Let $f(x)$ be a polynomial with integer coefficients. Assume that $3$ divides the value $f(n)$ for each integer $n.$ Prove that when $f(x)$ is divided by $x^3-x, $ the remainder is of the form $3r(x),$ where $r(x)$ is a polynomial with integer coefficients.
An Edited Solution is presented below following the suggestion of @dxiv
My solution goes like this:
If $f(x)$ is divided by $x^3-x, $ then, by division algorithm we have $f(x)=(x^3-x)g(x)+p(x),$ where $g(x),p(x)$ are the quotient and remainder respectively when $f(x)$ is divided by $x^3-x .$ We note that as $f(x)$ and $x^3-x, $ is a polynomial with integer coefficients, so $p(x),g(x)$ should also have integer coefficients. Now, $3|f(x)$ for $x\in \Bbb N$ and $$3!|(x-1)x(x+1)\implies 3|x(x-1)(x+1)$$ (since product of three consecutive numbers is divisible by $3! $). Hence, $$3| f(x)-x(x+1)(x-1)g((x)\implies 3|p(x),$$( when $x\in\Bbb N$) and this means $p(x)=3r(x)$ , where $r(x)$ is a polynomial with integer coefficients.
However, I concluded "$3|p(x),$ when $x\in \Bbb N$." Is this a justified (proved) claim? I feel something might be wrong in this proof. But I don't understand it. I think, the real picture, that gives me such an uncanny feeling is that the underlying assertion/fact I used is that : If $f(x)$ is a polynomial with integer coefficients such that $p|f(x)$ for all natural number $x$ and $p$ is a prime, then $p(x)$ is of the form $3q(x)$, where $q(x)$ also, is a polynomial with integer coefficients. I probably used the above fact, unknowingly but if this assertion that I utilised in the above solution to conclude, if at all is a valid one, I could figure this holding true only intuitively. I want to know, if this is really the case ( i.e the above assertion is used unknowingly to solve the problem or not) ? All in all, does my solution looks justified ?

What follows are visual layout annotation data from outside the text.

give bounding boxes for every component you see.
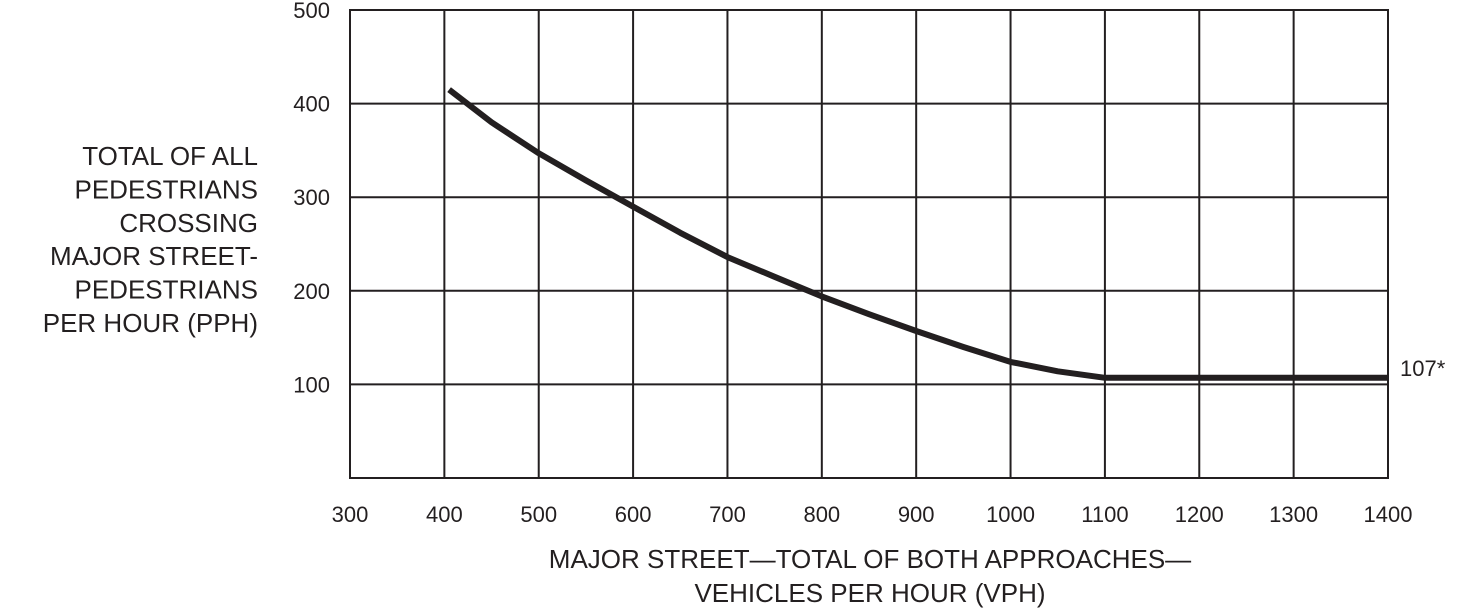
x-axis-ticks: 300 400 500 600 700 800 900 1000 1100 1200 1300 140… <box>332 502 1413 527</box>
y-axis-title-line: PER HOUR (PPH) <box>43 308 258 338</box>
x-tick-label: 600 <box>615 502 652 527</box>
y-axis-title-line: PEDESTRIANS <box>75 275 259 305</box>
y-tick-label: 400 <box>293 92 330 117</box>
y-axis-title-line: PEDESTRIANS <box>75 174 259 204</box>
y-axis-ticks: 100 200 300 400 500 <box>293 0 330 397</box>
x-tick-label: 1000 <box>986 502 1035 527</box>
y-axis-title-line: MAJOR STREET- <box>50 241 258 271</box>
x-tick-label: 700 <box>709 502 746 527</box>
x-tick-label: 1200 <box>1175 502 1224 527</box>
y-axis-title-line: CROSSING <box>119 208 258 238</box>
y-tick-label: 300 <box>293 185 330 210</box>
x-tick-label: 300 <box>332 502 369 527</box>
x-tick-label: 1300 <box>1269 502 1318 527</box>
x-tick-label: 500 <box>520 502 557 527</box>
y-tick-label: 100 <box>293 372 330 397</box>
x-tick-label: 1100 <box>1081 502 1128 527</box>
x-axis-title-line: MAJOR STREET—TOTAL OF BOTH APPROACHES— <box>549 544 1191 574</box>
y-axis-title-line: TOTAL OF ALL <box>82 141 258 171</box>
grid <box>350 10 1388 478</box>
x-axis-title-line: VEHICLES PER HOUR (VPH) <box>694 578 1045 608</box>
y-tick-label: 500 <box>293 0 330 23</box>
x-tick-label: 800 <box>803 502 840 527</box>
y-axis-title: TOTAL OF ALL PEDESTRIANS CROSSING MAJOR STR… <box>43 141 258 338</box>
plot-frame <box>349 9 1389 479</box>
x-tick-label: 400 <box>426 502 463 527</box>
series-line <box>447 87 1388 381</box>
series-layer <box>447 87 1388 381</box>
x-tick-label: 1400 <box>1364 502 1413 527</box>
annotations: 107* <box>1400 356 1446 381</box>
y-tick-label: 200 <box>293 279 330 304</box>
annotation-label: 107* <box>1400 356 1446 381</box>
x-axis-title: MAJOR STREET—TOTAL OF BOTH APPROACHES— VE… <box>549 544 1191 608</box>
x-tick-label: 900 <box>898 502 935 527</box>
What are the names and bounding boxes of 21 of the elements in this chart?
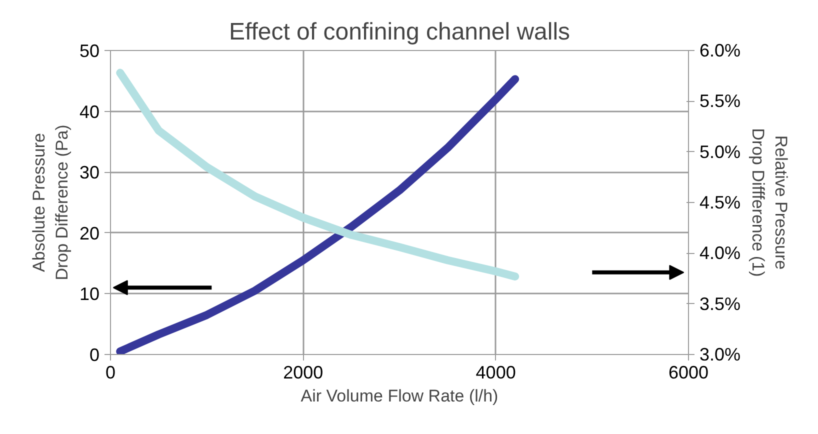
y-axis-title: Absolute Pressure Drop Difference (Pa) bbox=[30, 124, 72, 280]
x-axis-title: Air Volume Flow Rate (l/h) bbox=[300, 386, 498, 406]
y2-tick-label: 5.0% bbox=[700, 142, 741, 162]
x-tick-label: 4000 bbox=[476, 362, 516, 382]
y2-tick-label: 3.5% bbox=[700, 294, 741, 314]
y2-tick-label: 3.0% bbox=[700, 344, 741, 364]
x-tick-label: 0 bbox=[105, 362, 116, 382]
y-tick-label: 20 bbox=[79, 223, 100, 244]
y-tick-label: 30 bbox=[79, 162, 100, 183]
y-tick-label: 0 bbox=[89, 345, 100, 365]
y-tick-label: 40 bbox=[79, 102, 100, 122]
y2-tick-label: 6.0% bbox=[700, 40, 741, 60]
x-tick-label: 6000 bbox=[668, 362, 709, 382]
y2-tick-label: 4.5% bbox=[700, 192, 741, 212]
x-tick-label: 2000 bbox=[283, 362, 324, 382]
chart-title: Effect of confining channel walls bbox=[228, 18, 570, 46]
y-tick-label: 50 bbox=[79, 41, 100, 61]
y2-tick-label: 4.0% bbox=[700, 243, 741, 264]
y2-tick-label: 5.5% bbox=[700, 91, 741, 112]
y-tick-label: 10 bbox=[79, 284, 100, 304]
y2-axis-title: Relative Pressure Drop Diffference (1) bbox=[748, 128, 790, 277]
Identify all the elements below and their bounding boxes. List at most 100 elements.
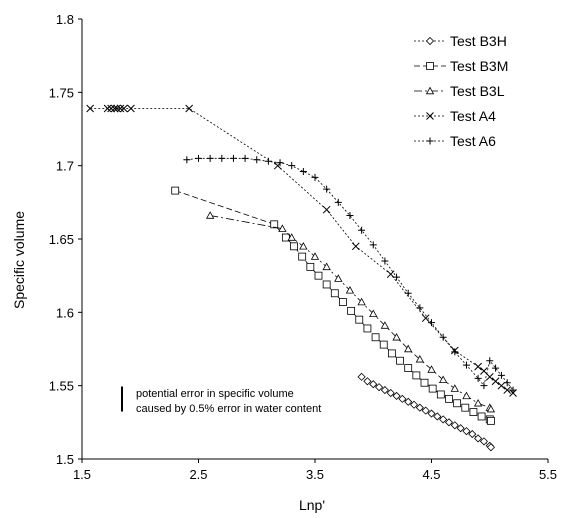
data-point — [437, 391, 444, 398]
data-point — [218, 155, 225, 162]
data-point — [492, 378, 499, 385]
data-point — [364, 325, 371, 332]
data-point — [510, 387, 517, 394]
data-point — [504, 379, 511, 386]
data-point — [108, 105, 115, 112]
legend: Test B3H Test B3M Test B3L Test A4 Test A6 — [414, 33, 508, 149]
data-point — [323, 281, 330, 288]
y-tick-label: 1.5 — [56, 452, 74, 467]
legend-marker — [427, 63, 434, 70]
data-point — [348, 307, 355, 314]
data-point — [299, 253, 306, 260]
y-tick-label: 1.75 — [49, 85, 74, 100]
annotation-line-2: caused by 0.5% error in water content — [136, 403, 321, 415]
data-point — [416, 304, 423, 311]
data-point — [380, 341, 387, 348]
legend-item: Test B3M — [414, 58, 508, 74]
data-point — [265, 158, 272, 165]
data-point — [242, 155, 249, 162]
data-point — [475, 363, 482, 370]
data-point — [356, 316, 363, 323]
data-point — [291, 243, 298, 250]
x-tick-label: 2.5 — [189, 467, 207, 482]
data-point — [352, 243, 359, 250]
data-point — [230, 155, 237, 162]
data-point — [428, 319, 435, 326]
data-point — [183, 156, 190, 163]
data-point — [463, 392, 470, 398]
data-point — [300, 243, 307, 249]
data-point — [312, 174, 319, 181]
legend-item: Test B3L — [414, 83, 505, 99]
data-point — [492, 365, 499, 372]
data-point — [127, 105, 134, 112]
series-line — [175, 191, 491, 421]
data-point — [271, 221, 278, 228]
legend-label: Test B3H — [450, 33, 507, 49]
data-point — [288, 162, 295, 169]
data-point — [381, 258, 388, 265]
data-point — [207, 212, 214, 218]
data-point — [207, 155, 214, 162]
series-line — [90, 109, 513, 394]
y-tick-label: 1.65 — [49, 232, 74, 247]
y-axis-title: Specific volume — [11, 211, 27, 309]
x-tick-label: 1.5 — [73, 467, 91, 482]
legend-marker — [427, 138, 434, 145]
data-point — [307, 263, 314, 270]
y-tick-label: 1.55 — [49, 379, 74, 394]
legend-item: Test A4 — [414, 108, 496, 124]
legend-label: Test A4 — [450, 108, 496, 124]
legend-label: Test B3L — [450, 83, 505, 99]
error-annotation: potential error in specific volume cause… — [122, 387, 321, 416]
data-point — [421, 379, 428, 386]
legend-marker — [427, 38, 434, 45]
data-point — [475, 375, 482, 382]
data-point — [104, 105, 111, 112]
y-tick-label: 1.8 — [56, 12, 74, 27]
x-axis-title: Lnp' — [299, 497, 325, 513]
data-point — [454, 400, 461, 407]
data-point — [470, 409, 477, 416]
data-point — [486, 373, 493, 380]
data-point — [331, 290, 338, 297]
data-point — [478, 413, 485, 420]
x-tick-label: 5.5 — [539, 467, 557, 482]
data-point — [195, 155, 202, 162]
data-point — [87, 105, 94, 112]
legend-label: Test B3M — [450, 58, 508, 74]
data-point — [413, 372, 420, 379]
data-point — [300, 168, 307, 175]
data-point — [462, 404, 469, 411]
annotation-line-1: potential error in specific volume — [136, 388, 294, 400]
data-point — [393, 274, 400, 281]
y-tick-label: 1.7 — [56, 159, 74, 174]
data-point — [339, 299, 346, 306]
data-point — [358, 373, 365, 380]
series-line — [187, 158, 513, 390]
data-point — [372, 334, 379, 341]
data-point — [451, 348, 458, 355]
data-point — [429, 385, 436, 392]
legend-item: Test B3H — [414, 33, 507, 49]
data-point — [323, 206, 330, 213]
data-point — [487, 417, 494, 424]
x-tick-label: 4.5 — [422, 467, 440, 482]
data-point — [172, 187, 179, 194]
data-point — [405, 365, 412, 372]
data-point — [451, 385, 458, 391]
data-point — [445, 395, 452, 402]
data-point — [315, 272, 322, 279]
x-tick-label: 3.5 — [306, 467, 324, 482]
data-point — [397, 357, 404, 364]
data-point — [253, 156, 260, 163]
series-5 — [183, 155, 516, 394]
y-tick-label: 1.6 — [56, 305, 74, 320]
legend-label: Test A6 — [450, 133, 496, 149]
data-point — [370, 241, 377, 248]
data-point — [405, 290, 412, 297]
data-point — [475, 400, 482, 406]
legend-item: Test A6 — [414, 133, 496, 149]
data-point — [388, 350, 395, 357]
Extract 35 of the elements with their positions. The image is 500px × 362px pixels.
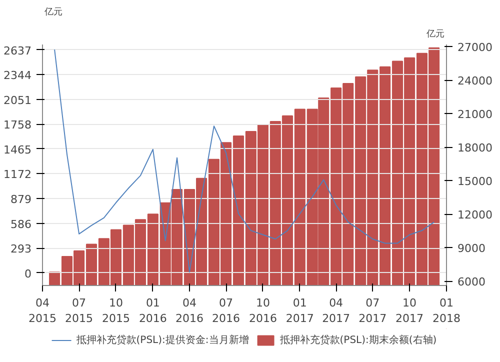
x-tick-label: 04 2015 bbox=[28, 296, 57, 326]
y2-axis-title: 亿元 bbox=[426, 28, 444, 40]
x-tick-label: 04 2016 bbox=[175, 296, 204, 326]
y2-tick-label: 6000 bbox=[458, 276, 486, 289]
x-tick-label: 10 2016 bbox=[248, 296, 277, 326]
x-tick-label: 10 2017 bbox=[396, 296, 424, 326]
y2-tick-label: 12000 bbox=[458, 208, 492, 222]
y2-tick-label: 24000 bbox=[458, 74, 492, 88]
y2-tick-label: 21000 bbox=[458, 108, 492, 122]
y2-tick-label: 18000 bbox=[458, 142, 492, 155]
x-tick-label: 07 2015 bbox=[65, 296, 94, 326]
x-tick-label: 01 2016 bbox=[138, 296, 167, 326]
y-tick-label: 2344 bbox=[4, 69, 32, 82]
y2-tick-label: 27000 bbox=[458, 41, 492, 54]
legend-label: 抵押补充贷款(PSL):提供资金:当月新增 bbox=[76, 334, 249, 347]
x-tick-label: 10 2015 bbox=[102, 296, 130, 326]
y-tick-label: 2051 bbox=[4, 94, 32, 107]
x-tick-label: 01 2017 bbox=[286, 296, 314, 326]
y2-tick-label: 15000 bbox=[458, 175, 492, 188]
y-tick-label: 879 bbox=[10, 192, 32, 206]
x-tick-label: 07 2016 bbox=[212, 296, 240, 326]
legend-label: 抵押补充贷款(PSL):期末余额(右轴) bbox=[280, 334, 437, 347]
y-tick-label: 586 bbox=[10, 218, 32, 231]
x-tick-label: 04 2017 bbox=[322, 296, 350, 326]
x-tick-label: 01 2018 bbox=[432, 296, 461, 326]
line-series bbox=[54, 49, 435, 272]
y-tick-label: 1465 bbox=[4, 143, 32, 156]
y-tick-label: 1172 bbox=[4, 168, 32, 182]
y-axis-title: 亿元 bbox=[44, 6, 62, 18]
y-tick-label: 0 bbox=[24, 267, 32, 280]
y-tick-label: 1758 bbox=[4, 118, 32, 132]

Following @dxiv 's suggestion, I proceeded like this:
If $f(x)$ is divided by $x^3-x, $ then, by division algorithm we have $f(x)=(x^3-x)g(x)+p(x),$ where $g(x),p(x)$ are the quotient and remainder respectively when $f(x)$ is divided by $x^3-x .$ We note that as $f(x)$ and $x^3-x, $ is a polynomial with integer coefficients, so $p(x),g(x)$ should also have integer coefficients. Now, $3|f(x)$ for $x\in \Bbb N$ and $$3!|(x-1)x(x+1)\implies 3|x(x-1)(x+1)$$ (since product of three consecutive numbers is divisible by $3! $). Hence, $$3| f(x)-x(x+1)(x-1)g((x)\implies 3|p(x),$$( when $x\in\Bbb N$) coefficients. We now observe, as $x^3-x$ has degree $3$ so, $p(x)$ has a degree of atmost $2.$ This implies, from @Soumik Mukherjee's suggestion, that $3|f(1),f(2),f(3).$ We asumme $p(x)=ax^2+bx+x$, where $a$ might/might not be equal to $0$, depending on what the degree of $p(x)$ is. Now, we have, $3|p(1),p(2),p(3).$ So, we can say $3|a+b+c,4a+2b+c,9a+3b+c$ due to which, we have $3|a,b,c.$ Assuming $a=3q,b=3w,c=3e,$ we have $p(x)=3qx^2+3wx+3e=3(qx^2+wx+e)=3r(x)$, where $r(x)=qx^2+wx+e$ and $w,x,e\in \Bbb Z,$ for which we conclude $r(x)$ is a polynomial with integer coefficient. This completes the proof.
Does this modified solution valid in all it's argument ?